Nissan made a daring move a decade ago when it decided to make the Leaf electric car a global mass-production effort rather than a small-scale one that would just satisfy regulators. While it had hoped to sell millions of Leafs by now and have 10 percent of its global sales be EVs by 2015—neither of which it came close to achieving—Nissan remains focused on going big and on increasing economies of scale for its electric-vehicle technology.

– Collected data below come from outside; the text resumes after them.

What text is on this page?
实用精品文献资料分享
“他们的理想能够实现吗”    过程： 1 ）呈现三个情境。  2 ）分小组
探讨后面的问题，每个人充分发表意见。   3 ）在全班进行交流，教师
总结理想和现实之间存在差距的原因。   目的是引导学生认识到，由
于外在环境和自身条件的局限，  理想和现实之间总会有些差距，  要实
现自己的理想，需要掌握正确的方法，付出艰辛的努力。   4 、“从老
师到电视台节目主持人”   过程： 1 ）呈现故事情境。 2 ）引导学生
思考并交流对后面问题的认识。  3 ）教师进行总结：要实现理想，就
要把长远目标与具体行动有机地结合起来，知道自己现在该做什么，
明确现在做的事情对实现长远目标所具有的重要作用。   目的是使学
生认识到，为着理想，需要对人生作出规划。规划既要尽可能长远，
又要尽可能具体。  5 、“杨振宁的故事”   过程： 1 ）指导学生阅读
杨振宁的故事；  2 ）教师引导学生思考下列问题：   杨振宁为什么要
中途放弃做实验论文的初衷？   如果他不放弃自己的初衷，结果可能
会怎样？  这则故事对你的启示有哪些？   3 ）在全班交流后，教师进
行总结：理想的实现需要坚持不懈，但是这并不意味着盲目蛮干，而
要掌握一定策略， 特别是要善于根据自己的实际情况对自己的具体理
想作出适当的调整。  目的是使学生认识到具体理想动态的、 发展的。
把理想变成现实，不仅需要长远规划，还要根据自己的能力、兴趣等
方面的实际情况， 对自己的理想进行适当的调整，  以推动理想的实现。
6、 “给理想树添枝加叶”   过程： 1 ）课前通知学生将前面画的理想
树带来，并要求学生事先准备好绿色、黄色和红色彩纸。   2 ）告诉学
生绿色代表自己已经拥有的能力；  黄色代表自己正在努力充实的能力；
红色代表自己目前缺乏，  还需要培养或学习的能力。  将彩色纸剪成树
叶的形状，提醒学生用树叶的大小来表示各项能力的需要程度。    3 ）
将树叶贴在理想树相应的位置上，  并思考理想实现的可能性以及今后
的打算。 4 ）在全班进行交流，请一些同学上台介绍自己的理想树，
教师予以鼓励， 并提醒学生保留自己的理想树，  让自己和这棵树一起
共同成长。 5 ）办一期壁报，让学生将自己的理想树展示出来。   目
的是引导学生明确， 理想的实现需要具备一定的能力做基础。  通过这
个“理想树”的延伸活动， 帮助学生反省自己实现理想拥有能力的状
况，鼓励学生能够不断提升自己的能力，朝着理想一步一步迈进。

With a more appealing 2018 Leaf (above) reaching dealerships this month and an all-electric crossover based on Nissan’s IMx concept (below) from last year’s Tokyo auto show on the way in less than two years, the automaker is finding a second wind. According to Michael Bunce, vice president for product planning of Nissan North America, it’s also aiming to take an all-electric powertrain to the mass market in a whole new way by making at least one of its mainstream models electric only, within the 2023–2025 time frame—effectively one model cycle from now.
That would mean bringing an existing nameplate—like Maxima or Murano, for instance—into the all-electric fold and designing it without an engine, a fuel tank, and all the other associated components. It would be a daring move in a market in which internal-combustion engines are expected to be used in the majority of vehicles.
“At some point you have to say: Okay, my technology’s mature enough, I’ve learned enough, it’s ready enough, consumer acceptance is there, and we’re willing to take the risk on some major nameplates and transition them over,“ Bunce told Car and Driver when we caught up with him at the Detroit auto show this week.
Between Now and Then: e-Power
Before that happens, Nissan’s e-Power hybrid system, which uses the internal-combustion engine purely as a generator and has some engineering overlap with EVs, is poised to be a steppingstone leading to electric vehicles.
To that point, Nissan is planning to push e-Power out to more markets. The system is currently only offered for the Versa Note and the Serena small minivan in Japan, but Nissan is studying the technology for the U.S. market—albeit with a stronger motor and generator and new tuning. “The technology isn’t limited to smaller vehicles, but in the U.S. we have a lot of high-demand, high-speed situations that you don’t have in Japan,” he said.
Although it might not be garnering the hype that Tesla has earned, Nissan’s long-game approach is gathering momentum. The company claims to have sold 300,000 examples of its Leaf electric car globally since its 2011 introduction—by far the most of any single EV model—and across the Renault-Nissan alliance, EV sales have now passed 500,000. If one of its mainstream models switches to an electric powertrain, those numbers are sure to trend higher.